Malgré les critiques incessantes et irréductibles formulées contre elle par les églises chrétiennes évangéliques, l’Église catholique a toujours nié ses origines et sa nature païennes, ainsi que ses croyances et ses pratiques méphistophéliques. Elle justifie ses croyances idolâtres par des dogmes théologiques sophistiqués, impénétrables et inextricables, que même son clergé a du mal à cerner. Ne pouvant pas établir ses origines chrétiennes par La Bible, l’Église catholique légitimera sa foi sur la base de sa tradition. Pourtant, Jésus-Christ a fermement rejeté la tradition des hommes en portant l’essentiel sur les Saintes Écritures (Marc 7 :1-13 ; Matthieu 15 :1-9). En effet, contrairement aux autres Églises chrétiennes qui se focalisent sur La Bible pour l’épanouissement de leur foi, l’Église catholique a fait de sa nébuleuse tradition sa racine pivotante. Nous verrons, images à l’appui, que cette fameuse tradition a colporté dans le catholicisme des pratiques sataniques, pire, elle a, on ne peut plus, paganisé le christianisme.

Le Nouveau Testament ne fait aucune mention de la papauté et de la succession apostolique. Ni le Dieu Yahvé dans l’Ancien Testament, ni son fils Jésus-Christ à travers les Évangiles, n’ont investi sur terre un représentant de Dieu. C’est pourtant ce que fit l’Église catholique à travers sa tradition d’intronisation de papes. Loin d’être chrétienne, cette affaire de papauté n’est que la perpétuation du règne des empereurs de Rome, avec un masque chrétien. Dans ce livre, cette vérité troublante et irréfutable sera dévoilée et se confirmera par la vie scandaleuse des soi-disant représentants de Dieu sur terre. Les inquisitions et les guerres saintes qu’ils ont déclenchées viendront renforcer les arguments défendus dans cet ouvrage.

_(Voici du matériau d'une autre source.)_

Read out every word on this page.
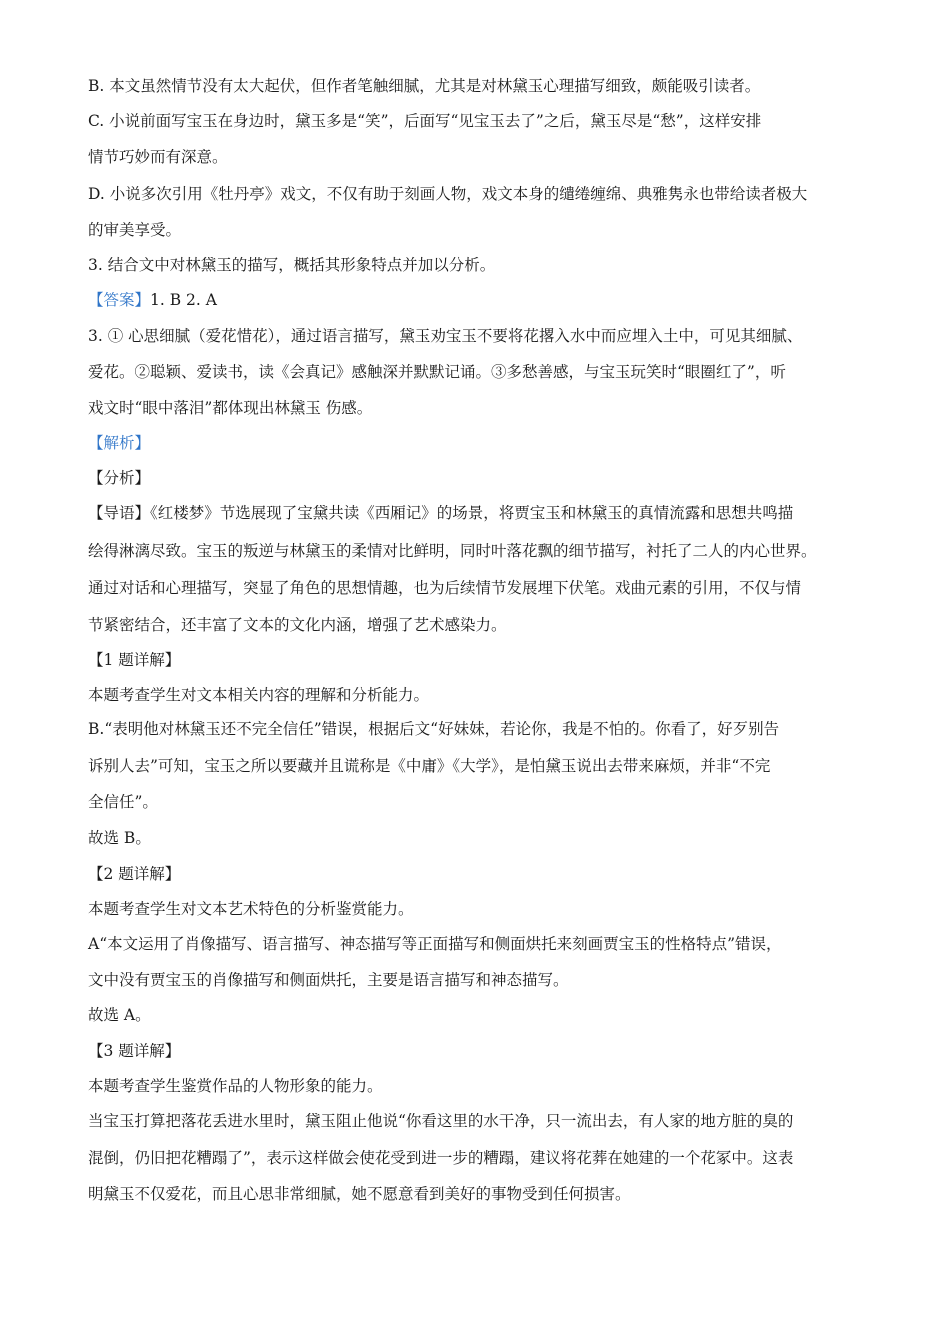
B. 本文虽然情节没有太大起伏，但作者笔触细腻，尤其是对林黛玉心理描写细致，颇能吸引读者。

C. 小说前面写宝玉在身边时，黛玉多是“笑”，后面写“见宝玉去了”之后，黛玉尽是“愁”，这样安排

情节巧妙而有深意。

D. 小说多次引用《牡丹亭》戏文，不仅有助于刻画人物，戏文本身的缱绻缠绵、典雅隽永也带给读者极大

的审美享受。

3. 结合文中对林黛玉的描写，概括其形象特点并加以分析。

【答案】1. B 2. A

3. ① 心思细腻（爱花惜花），通过语言描写，黛玉劝宝玉不要将花撂入水中而应埋入土中，可见其细腻、

爱花。②聪颖、爱读书，读《会真记》感触深并默默记诵。③多愁善感，与宝玉玩笑时“眼圈红了”，听

戏文时“眼中落泪”都体现出林黛玉 伤感。

【解析】

【分析】

【导语】《红楼梦》节选展现了宝黛共读《西厢记》的场景，将贾宝玉和林黛玉的真情流露和思想共鸣描

绘得淋漓尽致。宝玉的叛逆与林黛玉的柔情对比鲜明，同时叶落花飘的细节描写，衬托了二人的内心世界。

通过对话和心理描写，突显了角色的思想情趣，也为后续情节发展埋下伏笔。戏曲元素的引用，不仅与情

节紧密结合，还丰富了文本的文化内涵，增强了艺术感染力。

【1 题详解】

本题考查学生对文本相关内容的理解和分析能力。

B.“表明他对林黛玉还不完全信任”错误，根据后文“好妹妹，若论你，我是不怕的。你看了，好歹别告

诉别人去”可知，宝玉之所以要藏并且谎称是《中庸》《大学》，是怕黛玉说出去带来麻烦，并非“不完

全信任”。

故选 B。

【2 题详解】

本题考查学生对文本艺术特色的分析鉴赏能力。

A“本文运用了肖像描写、语言描写、神态描写等正面描写和侧面烘托来刻画贾宝玉的性格特点”错误，

文中没有贾宝玉的肖像描写和侧面烘托，主要是语言描写和神态描写。

故选 A。

【3 题详解】

本题考查学生鉴赏作品的人物形象的能力。

当宝玉打算把落花丢进水里时，黛玉阻止他说“你看这里的水干净，只一流出去，有人家的地方脏的臭的

混倒，仍旧把花糟蹋了”，表示这样做会使花受到进一步的糟蹋，建议将花葬在她建的一个花冢中。这表

明黛玉不仅爱花，而且心思非常细腻，她不愿意看到美好的事物受到任何损害。
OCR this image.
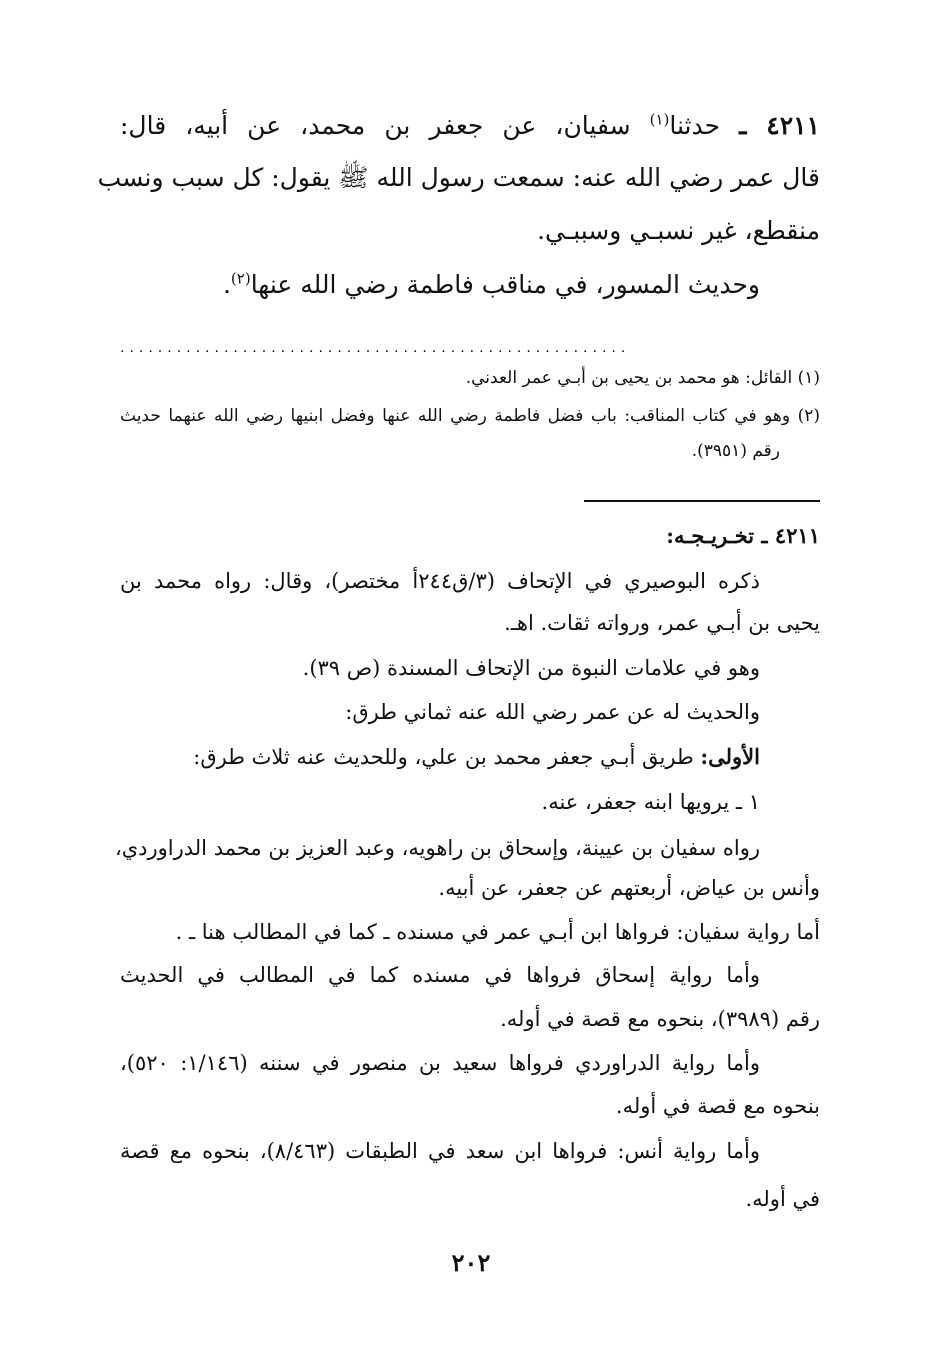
٤٢١١ ـ حدثنا$^{(١)}$ سفيان، عن جعفر بن محمد، عن أبيه، قال:
قال عمر رضي الله عنه: سمعت رسول الله ﷺ يقول: كل سبب ونسب
منقطع، غير نسبـي وسببـي.
وحديث المسور، في مناقب فاطمة رضي الله عنها$^{(٢)}$.
......................................................
(١) القائل: هو محمد بن يحيى بن أبـي عمر العدني.
(٢) وهو في كتاب المناقب: باب فضل فاطمة رضي الله عنها وفضل ابنيها رضي الله عنهما حديث
رقم (٣٩٥١).
٤٢١١ ـ تخـريـجـه:
ذكره البوصيري في الإتحاف (٣/ق٢٤٤أ مختصر)، وقال: رواه محمد بن
يحيى بن أبـي عمر، ورواته ثقات. اهـ.
وهو في علامات النبوة من الإتحاف المسندة (ص ٣٩).
والحديث له عن عمر رضي الله عنه ثماني طرق:
الأولى: طريق أبـي جعفر محمد بن علي، وللحديث عنه ثلاث طرق:
١ ـ يرويها ابنه جعفر، عنه.
رواه سفيان بن عيينة، وإسحاق بن راهويه، وعبد العزيز بن محمد الدراوردي،
وأنس بن عياض، أربعتهم عن جعفر، عن أبيه.
أما رواية سفيان: فرواها ابن أبـي عمر في مسنده ـ كما في المطالب هنا ـ .
وأما رواية إسحاق فرواها في مسنده كما في المطالب في الحديث
رقم (٣٩٨٩)، بنحوه مع قصة في أوله.
وأما رواية الدراوردي فرواها سعيد بن منصور في سننه (١/١٤٦: ٥٢٠)،
بنحوه مع قصة في أوله.
وأما رواية أنس: فرواها ابن سعد في الطبقات (٨/٤٦٣)، بنحوه مع قصة
في أوله.
٢٠٢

Le Nouveau Testament ne fait également aucune mention de l’adoration de Marie, des stigmatisés, des corps incorruptibles. Ces faits, contraires aux pratiques du christianisme primitif et apostolique, constituent cependant la quintessence de la dévotion catholique. Se basant sur des preuves historiques et bibliques, ce livre démontre sans ambages que ces phénomènes mariaux et leurs conséquences ne sont que des manifestations lucifériennes revêtues d’un manteau chrétien.

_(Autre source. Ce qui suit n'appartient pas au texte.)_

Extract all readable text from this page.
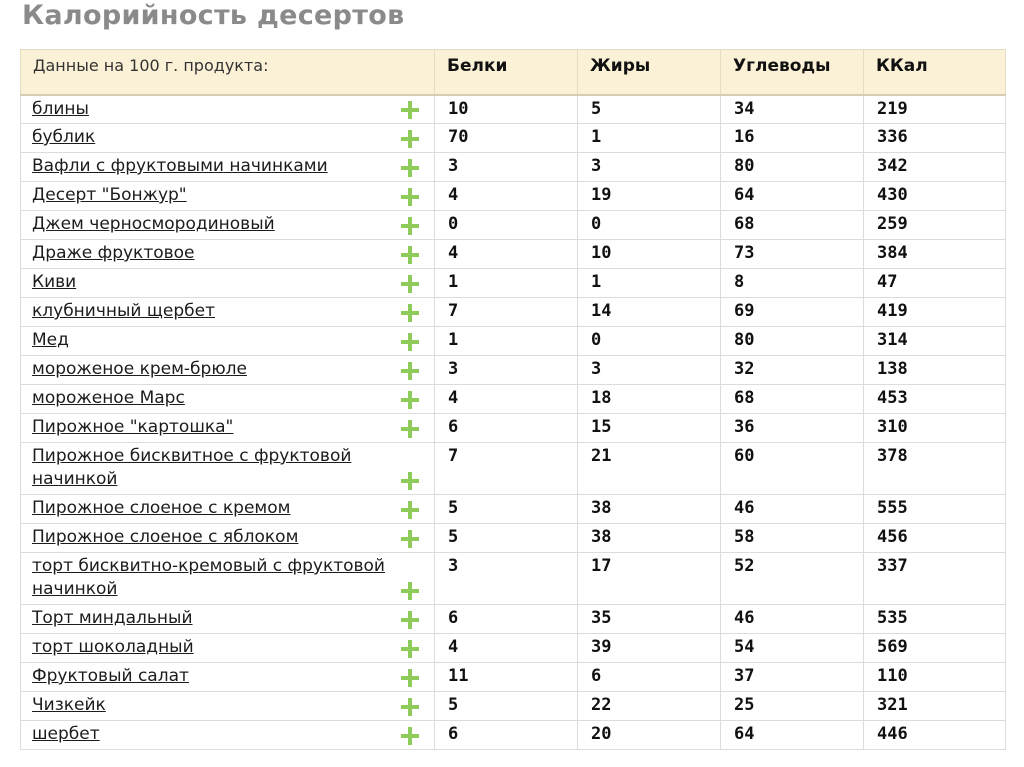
Калорийность десертов
Данные на 100 г. продукта:	Белки	Жиры	Углеводы	ККал
блины	10	5	34	219
бублик	70	1	16	336
Вафли с фруктовыми начинками	3	3	80	342
Десерт "Бонжур"	4	19	64	430
Джем черносмородиновый	0	0	68	259
Драже фруктовое	4	10	73	384
Киви	1	1	8	47
клубничный щербет	7	14	69	419
Мед	1	0	80	314
мороженое крем-брюле	3	3	32	138
мороженое Марс	4	18	68	453
Пирожное "картошка"	6	15	36	310
Пирожное бисквитное с фруктовой начинкой	7	21	60	378
Пирожное слоеное с кремом	5	38	46	555
Пирожное слоеное с яблоком	5	38	58	456
торт бисквитно-кремовый с фруктовой начинкой	3	17	52	337
Торт миндальный	6	35	46	535
торт шоколадный	4	39	54	569
Фруктовый салат	11	6	37	110
Чизкейк	5	22	25	321
шербет	6	20	64	446
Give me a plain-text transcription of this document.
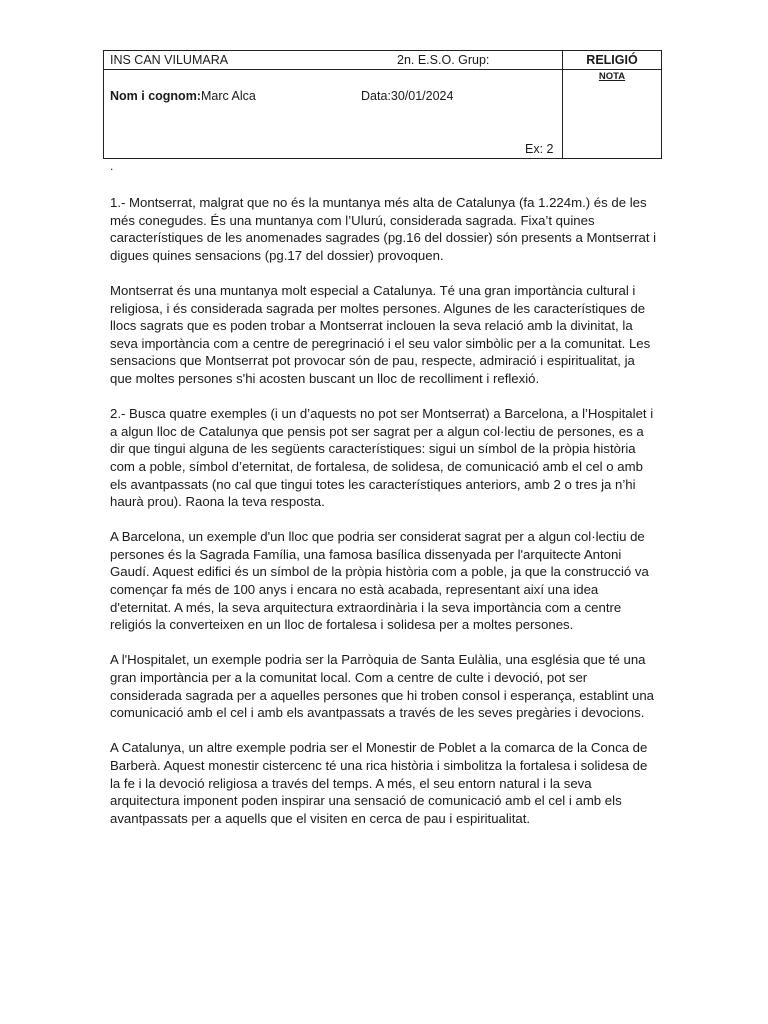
INS CAN VILUMARA	2n. E.S.O. Grup:	RELIGIÓ
NOTA
Nom i cognom:Marc Alca	Data:30/01/2024
Ex: 2
.

1.- Montserrat, malgrat que no és la muntanya més alta de Catalunya (fa 1.224m.) és de les més conegudes. És una muntanya com l’Ulurú, considerada sagrada. Fixa’t quines característiques de les anomenades sagrades (pg.16 del dossier) són presents a Montserrat i digues quines sensacions (pg.17 del dossier) provoquen.

Montserrat és una muntanya molt especial a Catalunya. Té una gran importància cultural i religiosa, i és considerada sagrada per moltes persones. Algunes de les característiques de llocs sagrats que es poden trobar a Montserrat inclouen la seva relació amb la divinitat, la seva importància com a centre de peregrinació i el seu valor simbòlic per a la comunitat. Les sensacions que Montserrat pot provocar són de pau, respecte, admiració i espiritualitat, ja que moltes persones s'hi acosten buscant un lloc de recolliment i reflexió.

2.- Busca quatre exemples (i un d’aquests no pot ser Montserrat) a Barcelona, a l’Hospitalet i a algun lloc de Catalunya que pensis pot ser sagrat per a algun col·lectiu de persones, es a dir que tingui alguna de les següents característiques: sigui un símbol de la pròpia història com a poble, símbol d’eternitat, de fortalesa, de solidesa, de comunicació amb el cel o amb els avantpassats (no cal que tingui totes les característiques anteriors, amb 2 o tres ja n’hi haurà prou). Raona la teva resposta.

A Barcelona, un exemple d'un lloc que podria ser considerat sagrat per a algun col·lectiu de persones és la Sagrada Família, una famosa basílica dissenyada per l'arquitecte Antoni Gaudí. Aquest edifici és un símbol de la pròpia història com a poble, ja que la construcció va començar fa més de 100 anys i encara no està acabada, representant així una idea d'eternitat. A més, la seva arquitectura extraordinària i la seva importància com a centre religiós la converteixen en un lloc de fortalesa i solidesa per a moltes persones.

A l'Hospitalet, un exemple podria ser la Parròquia de Santa Eulàlia, una església que té una gran importància per a la comunitat local. Com a centre de culte i devoció, pot ser considerada sagrada per a aquelles persones que hi troben consol i esperança, establint una comunicació amb el cel i amb els avantpassats a través de les seves pregàries i devocions.

A Catalunya, un altre exemple podria ser el Monestir de Poblet a la comarca de la Conca de Barberà. Aquest monestir cistercenc té una rica història i simbolitza la fortalesa i solidesa de la fe i la devoció religiosa a través del temps. A més, el seu entorn natural i la seva arquitectura imponent poden inspirar una sensació de comunicació amb el cel i amb els avantpassats per a aquells que el visiten en cerca de pau i espiritualitat.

Pour clore cette recherche, une étude biblique sur la vie après la mort conduira à la révélation des erreurs ou des mensonges de l’Église papale. Après la lecture de cet ouvrage et après avoir entrepris une investigation personnelle sur les faits historiques lugubres ici révélés, j’en suis sûr, vous vous interrogerez sur les origines bibliques et chrétiennes du catholicisme.

Première partie

Le christianisme satanique

Chapitre I
La tradition de l’église catholique
et les divinités solaires

Les preuves sur les origines païennes du catholicisme sont innombrables. À vouloir toutes les énumérer, on tomberait dans le camp de la critique démesurée. Sans doute, la plupart des catholiques ignorent l’histoire véritable de leur Église. Ils ont hérité cette religion de leurs parents, ou y ont été attirés par le modernisme et les fresques de cette richissime Église. De ce fait, des informations foisonnantes ne feront du tort à personne. Elles sont plutôt nécessaires, pour mieux cerner la position que nous défendons.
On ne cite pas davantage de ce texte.